Nesse cenário, a rede profissional assumiu papel estratégico na comunicação institucional. Publicações assinadas diretamente por lideranças executivas frequentemente alcançam níveis de engajamento e alcance superiores aos das páginas corporativas oficiais, aproximando diretores e fundadores de clientes, investidores, parceiros de negócios e profissionais de imprensa.

Para Victor Cabral, especialista em creator economy e fundador da Cabral Levers — hub de conexão entre influenciadores e marcas —, essa transição sinaliza a profissionalização e maturação da influência digital. “A creator economy deixou de ser um mercado exclusivo do entretenimento. Hoje, a influência também nasce da experiência, da capacidade de compartilhar conhecimento e da construção consistente de autoridade. O novo creator pode estar à frente de uma grande empresa, liderar uma área estratégica ou ser uma referência técnica no seu segmento”, analisa.

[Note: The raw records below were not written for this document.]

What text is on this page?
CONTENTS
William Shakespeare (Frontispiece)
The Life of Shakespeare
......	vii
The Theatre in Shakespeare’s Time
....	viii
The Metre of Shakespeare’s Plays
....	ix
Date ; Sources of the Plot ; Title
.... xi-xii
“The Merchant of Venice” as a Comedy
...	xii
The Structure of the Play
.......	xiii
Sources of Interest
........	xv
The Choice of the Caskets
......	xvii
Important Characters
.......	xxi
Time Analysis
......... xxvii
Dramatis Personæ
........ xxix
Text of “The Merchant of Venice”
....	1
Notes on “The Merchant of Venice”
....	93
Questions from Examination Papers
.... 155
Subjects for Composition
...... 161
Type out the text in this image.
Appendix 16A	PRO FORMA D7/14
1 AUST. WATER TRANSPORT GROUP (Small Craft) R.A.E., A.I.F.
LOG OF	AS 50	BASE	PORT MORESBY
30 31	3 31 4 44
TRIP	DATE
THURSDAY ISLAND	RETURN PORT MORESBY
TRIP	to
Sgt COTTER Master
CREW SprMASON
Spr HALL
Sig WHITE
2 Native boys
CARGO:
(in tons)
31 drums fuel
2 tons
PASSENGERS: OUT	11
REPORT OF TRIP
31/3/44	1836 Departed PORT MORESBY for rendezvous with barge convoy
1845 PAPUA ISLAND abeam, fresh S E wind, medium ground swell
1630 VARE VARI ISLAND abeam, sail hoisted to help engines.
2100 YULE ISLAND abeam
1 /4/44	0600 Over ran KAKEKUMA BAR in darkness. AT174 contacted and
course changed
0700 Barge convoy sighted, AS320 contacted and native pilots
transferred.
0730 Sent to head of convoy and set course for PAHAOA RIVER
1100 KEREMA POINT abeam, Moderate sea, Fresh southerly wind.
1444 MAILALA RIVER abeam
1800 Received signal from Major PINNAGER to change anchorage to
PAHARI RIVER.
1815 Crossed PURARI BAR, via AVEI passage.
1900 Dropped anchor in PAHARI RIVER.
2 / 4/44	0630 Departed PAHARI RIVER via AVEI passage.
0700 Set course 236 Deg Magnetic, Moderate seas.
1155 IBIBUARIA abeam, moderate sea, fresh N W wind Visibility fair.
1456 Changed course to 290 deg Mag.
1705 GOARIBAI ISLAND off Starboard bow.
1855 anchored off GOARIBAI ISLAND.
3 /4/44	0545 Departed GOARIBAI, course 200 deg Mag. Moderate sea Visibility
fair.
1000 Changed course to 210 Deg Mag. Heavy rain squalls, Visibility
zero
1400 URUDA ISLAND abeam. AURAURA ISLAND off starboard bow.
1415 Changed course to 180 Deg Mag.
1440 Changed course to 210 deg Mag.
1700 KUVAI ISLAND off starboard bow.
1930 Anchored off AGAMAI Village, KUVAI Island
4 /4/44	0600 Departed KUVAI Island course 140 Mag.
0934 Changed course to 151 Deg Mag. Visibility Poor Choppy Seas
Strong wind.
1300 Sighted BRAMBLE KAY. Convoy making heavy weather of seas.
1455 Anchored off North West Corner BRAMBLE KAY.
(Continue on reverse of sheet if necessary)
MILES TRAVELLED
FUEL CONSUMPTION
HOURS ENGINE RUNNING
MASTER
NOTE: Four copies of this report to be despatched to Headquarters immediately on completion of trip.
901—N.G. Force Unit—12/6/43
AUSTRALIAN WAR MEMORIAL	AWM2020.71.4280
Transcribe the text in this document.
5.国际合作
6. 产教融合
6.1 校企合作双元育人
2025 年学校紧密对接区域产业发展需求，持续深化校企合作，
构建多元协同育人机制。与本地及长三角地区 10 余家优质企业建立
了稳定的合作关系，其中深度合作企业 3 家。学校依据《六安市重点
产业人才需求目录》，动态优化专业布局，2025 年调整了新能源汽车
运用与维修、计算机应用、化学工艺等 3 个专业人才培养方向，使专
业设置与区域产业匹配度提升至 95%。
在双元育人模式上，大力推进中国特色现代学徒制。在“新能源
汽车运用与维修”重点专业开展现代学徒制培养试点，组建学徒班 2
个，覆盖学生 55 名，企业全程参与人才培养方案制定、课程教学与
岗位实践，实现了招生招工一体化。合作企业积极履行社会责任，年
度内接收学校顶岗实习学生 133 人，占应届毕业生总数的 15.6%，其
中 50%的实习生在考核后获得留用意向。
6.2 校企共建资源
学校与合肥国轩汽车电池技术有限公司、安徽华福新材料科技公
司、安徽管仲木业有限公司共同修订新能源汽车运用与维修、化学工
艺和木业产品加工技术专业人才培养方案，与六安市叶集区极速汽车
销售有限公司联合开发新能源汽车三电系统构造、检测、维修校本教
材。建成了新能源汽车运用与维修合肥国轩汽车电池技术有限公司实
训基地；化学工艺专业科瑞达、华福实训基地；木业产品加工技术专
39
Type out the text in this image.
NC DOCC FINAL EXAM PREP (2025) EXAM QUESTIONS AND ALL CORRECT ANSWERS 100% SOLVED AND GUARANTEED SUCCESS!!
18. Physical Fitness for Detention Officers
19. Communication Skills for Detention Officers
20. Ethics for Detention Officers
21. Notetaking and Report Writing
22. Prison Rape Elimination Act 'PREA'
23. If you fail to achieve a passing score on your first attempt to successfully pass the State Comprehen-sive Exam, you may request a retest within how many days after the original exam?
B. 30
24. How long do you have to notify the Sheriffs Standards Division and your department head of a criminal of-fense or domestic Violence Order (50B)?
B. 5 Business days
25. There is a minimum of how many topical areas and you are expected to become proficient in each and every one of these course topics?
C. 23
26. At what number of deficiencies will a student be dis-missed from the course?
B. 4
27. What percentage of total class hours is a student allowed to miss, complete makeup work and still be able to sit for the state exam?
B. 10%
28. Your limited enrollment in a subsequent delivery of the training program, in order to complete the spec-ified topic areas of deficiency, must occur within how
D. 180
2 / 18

A mudança acompanha novas abordagens em gestão de reputação de marcas. A comunicação corporativa tradicional, antes centralizada unicamente nos canais institucionais da empresa, passa a ser distribuída também pelos perfis de seus porta-vozes, humanizando organizações por meio da exposição de bastidores, narrativas de negócios e posicionamentos de mercado.

A evolução desse formato demandou a estruturação de equipes dedicadas ao suporte dessas lideranças. Atualmente, executivos recorrem a profissionais de jornalismo, social media, estrategistas de comunicação e ghostwriters para transformar experiências do cotidiano corporativo em artigos, newsletters, vídeos e publicações estratégicas integradas ao planejamento da empresa.

Segundo Cabral, o movimento consolida uma nova etapa no ecossistema de conteúdo. “Estamos vendo nascer uma economia da influência baseada em conhecimento, não em entretenimento. O ativo mais valioso desses profissionais não é a quantidade de seguidores, mas a credibilidade construída ao longo da carreira. É uma influência que gera negócios, atrai talentos, fortalece marcas e abre espaço para novas oportunidades”, conclui o executivo.